Kauffman, who uses they/them pronouns, was a member of the experimental Brooklyn pop band Ava Luna before they began releasing music as their alter ego, Jennifer Vanilla. Through this persona they’ve crafted musical albums, choreographed stage shows, a neighborhood variety hour, fake commercials, a public access television program, and sought-after merchandise-as-conversation-pieces that have been the talk of the town in New York’s music, art, and fashion spheres.
Born in a dewdrop high up in the sky in an idyllic realm known as “Jenniferia,” the sexless humanoid alien Jennifer Vanilla opened a portal to the eastern coast of the United States using a magical braid that became entangled with the earthling artist Becca Kauffman. Together, the two embarked upon a musical adventure that ignited the imaginations of countless humans. A quintessentially 80s name (the decade of Kauffman’s birth), Jennifer became Kauffman’s everyperson, an archetypal mold for building connection with strangers.
Today, in the early 21st century on the bustling streets of New York City, Jennifer Vanilla is a container, a portal, a joy delivery system, a self help regimen, a social mirror, a Times Square celebrity, a shark-toothed advertiser, a kicky talk show host and an ebullient mascot. Kauffman inhabited Jennifer and transformed through Jennifer, and vice versa. This conversation in fantasy has taken shape as their debut full-length album, Castle in the Sky, to be released on Sinderlyn Records.
“Consider this an invitation, I’ll be your guide,” Kauffman beckons on the album’s sauntering second track, which, like much of the album, is driven by Kauffman’s nimble and virtuosic vocal delivery. Variously steely, theatrical, sensuous and authoritative, Kauffman’s vocals harken the sparkling precision of Ann Steel, the growling tenacity of Laurie Anderson and the wispy tenderness of Shelley Duvall in Faerie Tale Theatre.

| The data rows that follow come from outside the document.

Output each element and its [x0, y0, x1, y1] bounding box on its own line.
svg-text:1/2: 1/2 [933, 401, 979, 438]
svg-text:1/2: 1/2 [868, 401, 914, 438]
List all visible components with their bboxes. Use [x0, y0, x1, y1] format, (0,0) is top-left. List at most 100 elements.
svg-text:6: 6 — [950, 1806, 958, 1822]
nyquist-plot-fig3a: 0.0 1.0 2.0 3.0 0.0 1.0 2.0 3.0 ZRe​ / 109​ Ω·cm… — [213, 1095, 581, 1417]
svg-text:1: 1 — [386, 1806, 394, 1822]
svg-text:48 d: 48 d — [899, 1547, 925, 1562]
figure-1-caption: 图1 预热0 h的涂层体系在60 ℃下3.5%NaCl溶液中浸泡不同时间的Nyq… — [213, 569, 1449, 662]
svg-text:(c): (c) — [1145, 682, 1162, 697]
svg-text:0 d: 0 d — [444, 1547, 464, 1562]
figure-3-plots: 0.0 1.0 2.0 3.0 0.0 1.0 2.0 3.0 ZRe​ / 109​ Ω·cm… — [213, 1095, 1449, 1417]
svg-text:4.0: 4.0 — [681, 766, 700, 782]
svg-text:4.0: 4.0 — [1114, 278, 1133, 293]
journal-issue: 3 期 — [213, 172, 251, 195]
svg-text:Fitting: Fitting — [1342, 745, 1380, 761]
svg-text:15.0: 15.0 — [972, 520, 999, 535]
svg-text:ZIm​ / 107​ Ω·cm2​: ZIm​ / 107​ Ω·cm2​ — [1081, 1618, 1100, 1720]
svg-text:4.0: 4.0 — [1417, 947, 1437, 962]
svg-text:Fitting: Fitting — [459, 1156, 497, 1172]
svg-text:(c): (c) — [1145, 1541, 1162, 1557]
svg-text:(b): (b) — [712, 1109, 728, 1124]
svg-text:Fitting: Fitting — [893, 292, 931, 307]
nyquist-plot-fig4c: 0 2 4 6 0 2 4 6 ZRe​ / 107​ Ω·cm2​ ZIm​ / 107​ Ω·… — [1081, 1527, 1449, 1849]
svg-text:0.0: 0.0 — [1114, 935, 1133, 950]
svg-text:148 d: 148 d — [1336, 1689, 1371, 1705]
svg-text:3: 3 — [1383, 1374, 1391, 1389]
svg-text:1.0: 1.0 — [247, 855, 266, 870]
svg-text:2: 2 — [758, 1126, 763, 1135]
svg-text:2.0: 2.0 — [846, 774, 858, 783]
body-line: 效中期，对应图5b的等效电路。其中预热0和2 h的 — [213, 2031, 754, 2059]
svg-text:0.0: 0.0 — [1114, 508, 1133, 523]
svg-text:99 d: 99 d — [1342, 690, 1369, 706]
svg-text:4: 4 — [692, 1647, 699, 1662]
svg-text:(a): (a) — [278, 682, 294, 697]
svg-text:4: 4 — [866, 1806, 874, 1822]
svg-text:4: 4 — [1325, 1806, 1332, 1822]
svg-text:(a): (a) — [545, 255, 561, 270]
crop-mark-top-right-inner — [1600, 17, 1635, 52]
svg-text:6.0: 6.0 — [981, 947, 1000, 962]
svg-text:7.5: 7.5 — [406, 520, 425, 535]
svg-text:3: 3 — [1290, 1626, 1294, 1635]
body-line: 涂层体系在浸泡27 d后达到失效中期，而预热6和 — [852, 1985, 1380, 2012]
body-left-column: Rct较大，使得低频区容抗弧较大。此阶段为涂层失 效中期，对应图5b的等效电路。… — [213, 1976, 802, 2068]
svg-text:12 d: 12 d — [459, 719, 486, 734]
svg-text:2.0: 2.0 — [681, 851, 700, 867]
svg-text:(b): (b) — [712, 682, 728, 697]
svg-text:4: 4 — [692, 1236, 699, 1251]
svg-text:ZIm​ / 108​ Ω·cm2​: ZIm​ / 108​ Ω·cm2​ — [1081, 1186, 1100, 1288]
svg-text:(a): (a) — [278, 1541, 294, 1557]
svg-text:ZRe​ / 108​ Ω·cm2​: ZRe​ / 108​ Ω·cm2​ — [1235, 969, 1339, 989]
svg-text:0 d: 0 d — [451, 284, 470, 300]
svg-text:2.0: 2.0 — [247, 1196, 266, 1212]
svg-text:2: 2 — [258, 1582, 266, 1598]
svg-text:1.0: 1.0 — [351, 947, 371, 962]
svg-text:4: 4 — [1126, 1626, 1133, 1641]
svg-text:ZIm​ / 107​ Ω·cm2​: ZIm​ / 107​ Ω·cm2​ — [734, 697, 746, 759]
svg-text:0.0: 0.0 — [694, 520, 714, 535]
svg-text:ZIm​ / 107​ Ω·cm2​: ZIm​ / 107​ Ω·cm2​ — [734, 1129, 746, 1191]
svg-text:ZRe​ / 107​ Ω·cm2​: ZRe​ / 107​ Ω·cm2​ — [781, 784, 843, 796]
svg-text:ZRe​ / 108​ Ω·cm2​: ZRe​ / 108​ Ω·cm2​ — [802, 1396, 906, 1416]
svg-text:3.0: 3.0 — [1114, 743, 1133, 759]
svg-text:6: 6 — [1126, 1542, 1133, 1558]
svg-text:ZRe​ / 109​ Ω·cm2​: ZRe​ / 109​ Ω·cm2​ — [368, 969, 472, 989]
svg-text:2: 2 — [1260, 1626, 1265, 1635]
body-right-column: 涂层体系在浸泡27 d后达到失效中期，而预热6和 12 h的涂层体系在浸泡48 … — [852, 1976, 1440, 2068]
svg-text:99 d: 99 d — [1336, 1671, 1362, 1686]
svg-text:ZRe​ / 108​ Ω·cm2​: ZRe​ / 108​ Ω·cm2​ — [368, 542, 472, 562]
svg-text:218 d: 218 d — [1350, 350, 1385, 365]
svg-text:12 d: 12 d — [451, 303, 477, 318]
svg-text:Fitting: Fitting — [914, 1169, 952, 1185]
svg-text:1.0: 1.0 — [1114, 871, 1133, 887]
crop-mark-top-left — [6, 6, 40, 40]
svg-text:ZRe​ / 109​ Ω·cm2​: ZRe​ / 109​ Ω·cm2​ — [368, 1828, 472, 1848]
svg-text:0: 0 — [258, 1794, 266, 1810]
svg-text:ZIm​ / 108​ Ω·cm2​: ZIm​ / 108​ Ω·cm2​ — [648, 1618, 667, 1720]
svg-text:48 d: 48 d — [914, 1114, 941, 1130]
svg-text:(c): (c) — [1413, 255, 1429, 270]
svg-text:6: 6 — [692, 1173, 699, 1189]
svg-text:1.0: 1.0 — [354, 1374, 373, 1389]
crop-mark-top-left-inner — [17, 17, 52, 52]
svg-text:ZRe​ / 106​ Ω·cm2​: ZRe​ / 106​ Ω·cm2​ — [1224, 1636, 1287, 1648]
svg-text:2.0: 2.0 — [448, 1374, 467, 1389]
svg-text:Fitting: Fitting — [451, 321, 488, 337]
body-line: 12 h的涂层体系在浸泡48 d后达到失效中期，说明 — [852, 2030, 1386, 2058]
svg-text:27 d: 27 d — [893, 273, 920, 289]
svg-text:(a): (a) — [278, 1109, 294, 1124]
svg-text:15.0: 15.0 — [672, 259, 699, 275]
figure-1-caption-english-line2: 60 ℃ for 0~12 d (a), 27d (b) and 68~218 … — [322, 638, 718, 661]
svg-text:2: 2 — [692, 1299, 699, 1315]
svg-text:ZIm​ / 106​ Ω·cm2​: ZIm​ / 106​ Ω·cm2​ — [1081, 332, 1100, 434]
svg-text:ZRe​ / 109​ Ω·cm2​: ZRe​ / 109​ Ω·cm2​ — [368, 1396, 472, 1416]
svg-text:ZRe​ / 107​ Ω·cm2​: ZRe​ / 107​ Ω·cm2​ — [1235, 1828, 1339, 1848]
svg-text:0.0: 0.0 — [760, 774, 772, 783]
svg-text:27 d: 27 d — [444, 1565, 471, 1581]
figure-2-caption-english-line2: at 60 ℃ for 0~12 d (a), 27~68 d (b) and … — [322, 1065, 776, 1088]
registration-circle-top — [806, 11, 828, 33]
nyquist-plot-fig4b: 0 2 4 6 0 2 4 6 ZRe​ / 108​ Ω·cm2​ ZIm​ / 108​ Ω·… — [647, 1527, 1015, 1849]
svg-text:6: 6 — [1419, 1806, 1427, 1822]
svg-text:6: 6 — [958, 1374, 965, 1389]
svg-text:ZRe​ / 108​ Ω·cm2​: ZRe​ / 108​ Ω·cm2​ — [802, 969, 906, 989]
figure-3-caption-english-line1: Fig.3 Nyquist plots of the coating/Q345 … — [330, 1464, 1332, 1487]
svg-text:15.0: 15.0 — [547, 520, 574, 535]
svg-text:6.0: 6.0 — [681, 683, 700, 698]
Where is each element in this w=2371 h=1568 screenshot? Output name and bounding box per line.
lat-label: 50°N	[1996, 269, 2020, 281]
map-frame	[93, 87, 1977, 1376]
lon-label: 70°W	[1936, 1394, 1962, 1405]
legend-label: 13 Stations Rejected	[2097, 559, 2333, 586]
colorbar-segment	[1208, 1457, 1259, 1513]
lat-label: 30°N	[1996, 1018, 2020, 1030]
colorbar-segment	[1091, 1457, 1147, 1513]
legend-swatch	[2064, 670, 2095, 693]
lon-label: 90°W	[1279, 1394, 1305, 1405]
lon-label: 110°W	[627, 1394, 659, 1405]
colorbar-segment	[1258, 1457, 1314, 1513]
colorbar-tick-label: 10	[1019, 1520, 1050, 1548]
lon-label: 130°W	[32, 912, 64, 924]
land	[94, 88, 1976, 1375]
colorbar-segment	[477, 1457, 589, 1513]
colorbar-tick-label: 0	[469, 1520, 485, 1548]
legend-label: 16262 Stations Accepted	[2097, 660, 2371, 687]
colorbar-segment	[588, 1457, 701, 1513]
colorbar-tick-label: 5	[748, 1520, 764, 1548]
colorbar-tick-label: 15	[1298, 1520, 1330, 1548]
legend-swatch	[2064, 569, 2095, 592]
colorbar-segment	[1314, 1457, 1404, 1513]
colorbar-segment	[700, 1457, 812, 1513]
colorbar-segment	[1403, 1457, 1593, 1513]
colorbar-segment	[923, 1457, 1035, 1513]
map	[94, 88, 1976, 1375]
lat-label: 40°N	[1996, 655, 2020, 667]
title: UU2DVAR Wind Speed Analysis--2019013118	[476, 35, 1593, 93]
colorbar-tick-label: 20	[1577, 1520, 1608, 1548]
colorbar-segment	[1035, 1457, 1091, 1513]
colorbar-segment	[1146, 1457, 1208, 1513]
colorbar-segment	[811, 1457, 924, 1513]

Jennifer Vanilla performances often are exercises in the transformation of reality through fantasy, testing the limits thereof, while the songs of Castle in the Sky are an artifact of that laboratory. Many of these songs took on numerous incarnations over the course of years before arriving at their album form, mutated in direct response to audience reaction. The fantasy was always open to interpretation: blurring the boundaries was the point. “We could each be enacting our own personal fantasy of what was going on throughout the show,” says Jennifer Bear, who would recite poetry during Jennifer Vanilla shows written by their real world counterpart Elsa Brown, a vocalist and lyricist on the album.
Jennifer Vanilla has become a way for Kauffman to test drive their desires and curiosity, reflecting fantasy back through the mirror of an audience and seeing what sticks – even Kauffman’s artistic endeavors that exist outside of the Jenniferian realm, like a recent reenvisioning of a neighborhood intersection as part of their MFA work in Art and Social Practice, are still informed by the Jennifer Vanilla toolkit. At this point, the line where Becca ends and Jennifer begins is up for debate, and that ambiguity is central to the JV project: Jennifer Vanilla functions as a funhouse mirror that implores each of us to examine all the distortions in our reflections and refractions.